Kein sicherer Aufnahmewert möglich: Lebensmittelzusatz Titandioxid als unsicher eingestuft
Die Europäische Behörde für Lebensmittelsicherheit (EFSA) hat am Donnerstag ihre bisherige Bewertung des Lebensmittelzusatzstoffs Titandioxid (E 171) revidiert und den Stoff als unsicher eingestuft. Umwelt- und Gesundheitsverbände fordern diesen Schritt seit vielen Jahren.
Die Behörde sei „unter Berücksichtigung aller verfügbaren wissenschaftlichen Studien und Daten“ zu diesem Schluss gekommen. Die Aufnahme von Titantioxidpartikeln über Lebensmittel könne dazu führen, dass sie sich im Körper ansammeln. Daraus entstehende genotoxische Schäden, also eine Schädigung des genetischen Materials, könnten nicht ausgeschlossen werden. Entsprechend sei es nicht möglich, einen sicheren Grenzwert für die Aufnahme von E 171 festzulegen.
In Frankreich ist die Verwendung von Titandioxid seit dem 1. Januar 2020 verboten. Umwelt- und Gesundheitsverbände fordern ein solches Verbot auch für die gesamte EU. Das neue Gutachten der EFSA könnte den Grundstein dafür legen. Die Abgeordneten des EU-Parlaments hatten zuletzt im Oktober 2020 gefordert, E 171 von der Liste der zulässigen Lebensmittelzusatzstoffe zu streichen (siehe EU-News vom 09.10.2020).
Dem Gutachten geht ein jahrelanger Streit um die Einstufung und Klassifizierung von Titandioxid voraus, das häufig als Zusatzstoff in Lebensmitteln eingesetzt wird, um sie aufzuhellen. Die Partikel werden aufgrund ihrer Größe als Nanopartikel eingestuft. Noch ist nicht umfassend geklärt, wie stark sich Nanomaterialien auf den menschlichen Körper auswirken. [km]

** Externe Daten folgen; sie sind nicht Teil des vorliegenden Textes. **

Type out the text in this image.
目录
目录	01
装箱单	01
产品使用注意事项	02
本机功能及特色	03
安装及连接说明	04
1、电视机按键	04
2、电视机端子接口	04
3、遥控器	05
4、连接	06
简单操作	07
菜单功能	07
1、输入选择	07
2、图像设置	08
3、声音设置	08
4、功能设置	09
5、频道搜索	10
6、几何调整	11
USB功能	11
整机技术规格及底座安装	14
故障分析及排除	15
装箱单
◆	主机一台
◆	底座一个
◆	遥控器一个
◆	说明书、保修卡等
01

Chemische Rückstände im Abwasser: EU-Regulierung versagt
In einem neuen Bericht legt das Europäische Umweltbüro (EEB) dar, dass die EU-Industrieemissionsrichtlinie derzeit nicht in der Lage ist, Wasserverschmutzungen durch die Chemikalienindustrie zu verhindern. Die realen Schadstoffkonzentrationen in europäischen Abwässern lägen demnach oft deutlich unter den in den Dokumenten zu Richtlinie festgelegten Grenzwerten. Jean-Luc Wietor vom EEB stellte ernüchtert fest: "Als ob schwache Regeln nicht schon genug wären, ist die nationale Umsetzung und Implementierung in den Mitgliedsstaaten im Allgemeinen eine ebenso große Enttäuschung."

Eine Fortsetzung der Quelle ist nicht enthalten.